Bien qu'aucun article spécifique de la Constitution ou de la Charte ne stipule explicitement un report d'élections pour des raisons de "déchéance électorale inopportune", le pouvoir de l'exécutif de transition, sous la supervision du Président de la Transition, est habilité à prendre les mesures nécessaires pour assurer la stabilité et la bonne marche de l'État.
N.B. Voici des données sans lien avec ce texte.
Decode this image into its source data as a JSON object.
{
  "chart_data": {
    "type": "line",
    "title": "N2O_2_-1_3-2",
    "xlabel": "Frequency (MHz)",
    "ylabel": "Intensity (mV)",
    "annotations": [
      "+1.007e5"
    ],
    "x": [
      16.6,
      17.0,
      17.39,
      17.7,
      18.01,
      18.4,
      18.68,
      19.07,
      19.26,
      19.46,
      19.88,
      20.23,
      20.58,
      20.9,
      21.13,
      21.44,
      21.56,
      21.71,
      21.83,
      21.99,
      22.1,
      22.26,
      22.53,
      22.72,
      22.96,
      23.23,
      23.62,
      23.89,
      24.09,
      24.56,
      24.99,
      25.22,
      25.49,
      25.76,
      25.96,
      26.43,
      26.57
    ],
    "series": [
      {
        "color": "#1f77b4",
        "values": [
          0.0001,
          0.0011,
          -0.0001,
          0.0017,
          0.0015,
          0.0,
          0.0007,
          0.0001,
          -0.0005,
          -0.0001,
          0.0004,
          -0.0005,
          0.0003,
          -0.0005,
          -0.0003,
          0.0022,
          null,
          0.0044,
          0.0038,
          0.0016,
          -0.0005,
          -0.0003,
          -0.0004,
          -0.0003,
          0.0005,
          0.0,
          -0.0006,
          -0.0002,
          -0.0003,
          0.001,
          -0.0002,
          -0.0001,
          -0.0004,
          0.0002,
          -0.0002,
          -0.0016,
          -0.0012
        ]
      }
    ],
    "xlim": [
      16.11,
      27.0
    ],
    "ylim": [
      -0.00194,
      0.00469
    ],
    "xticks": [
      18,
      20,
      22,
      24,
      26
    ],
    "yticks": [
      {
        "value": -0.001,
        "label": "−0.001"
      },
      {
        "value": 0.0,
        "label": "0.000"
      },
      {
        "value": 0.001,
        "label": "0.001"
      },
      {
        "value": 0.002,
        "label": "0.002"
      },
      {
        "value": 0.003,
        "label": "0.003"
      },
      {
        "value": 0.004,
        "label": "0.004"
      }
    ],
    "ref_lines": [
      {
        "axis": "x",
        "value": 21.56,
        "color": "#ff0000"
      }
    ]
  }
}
En effet, l'article 66 de la Constitution de 2023 confère au Président de la République (et par analogie au Président de la Transition dans le cadre de ses attributions) le pouvoir de "signer les ordonnances et les décrets pris en Conseil des Ministres". Les décrets de dissolution des partis et d'abrogation de la Charte des partis, ainsi que la prolongation de la transition, relèvent de ce pouvoir, justifié par la nécessité de préparer un environnement propice à des élections crédibles.

De plus, l'esprit de la Charte de la Transition, comme document cadre de la période exceptionnelle, vise à permettre aux autorités de transition de prendre toutes les mesures nécessaires pour assurer le retour à un ordre constitutionnel stable et démocratique, même si cela implique un ajustement du calendrier initial. La "prééminence de facto de la Charte révisée sur certaines dispositions ou l'esprit de la nouvelle Constitution, du moins pendant la période de transition prolongée", comme le texte le suggère, fournit une base pour ces décisions.

En définitive, le report de l'échéance électorale au Mali, dans les conditions actuelles, est justifié par une confluence de facteurs juridiques, techniques et contextuels. La nécessité impérieuse de garantir la stabilité nationale, de poursuivre la refondation de l'État, et de surmonter les obstacles logistiques et légaux majeurs à la tenue d'élections crédibles, rend ce report pertinent. Bien que la dissolution des partis politiques soit une mesure radicale et controversée, elle s'inscrit dans la volonté des autorités de transition de réorganiser le paysage politique avant d'engager le processus électoral.

L'autorité juridique de ce report découle de l'interaction entre la Constitution de 2023 et la Charte révisée de la Transition, conférant au Président de la Transition les prérogatives nécessaires pour gérer cette période exceptionnelle. Pour que ce report ne soit pas perçu comme une entorse aux principes démocratiques, il est crucial que les autorités de transition œuvrent à la mise en place rapide d'un nouveau cadre juridique clair et consensuel pour la vie politique, à l'établissement d'un calendrier électoral réaliste, et à la consolidation de la sécurité sur l'ensemble du territoire. Seule une approche globale, priorisant la stabilité et la refondation sur un calendrier électoral précipité, permettra au Mali de jeter les bases d'une démocratie durable et acceptée par tous.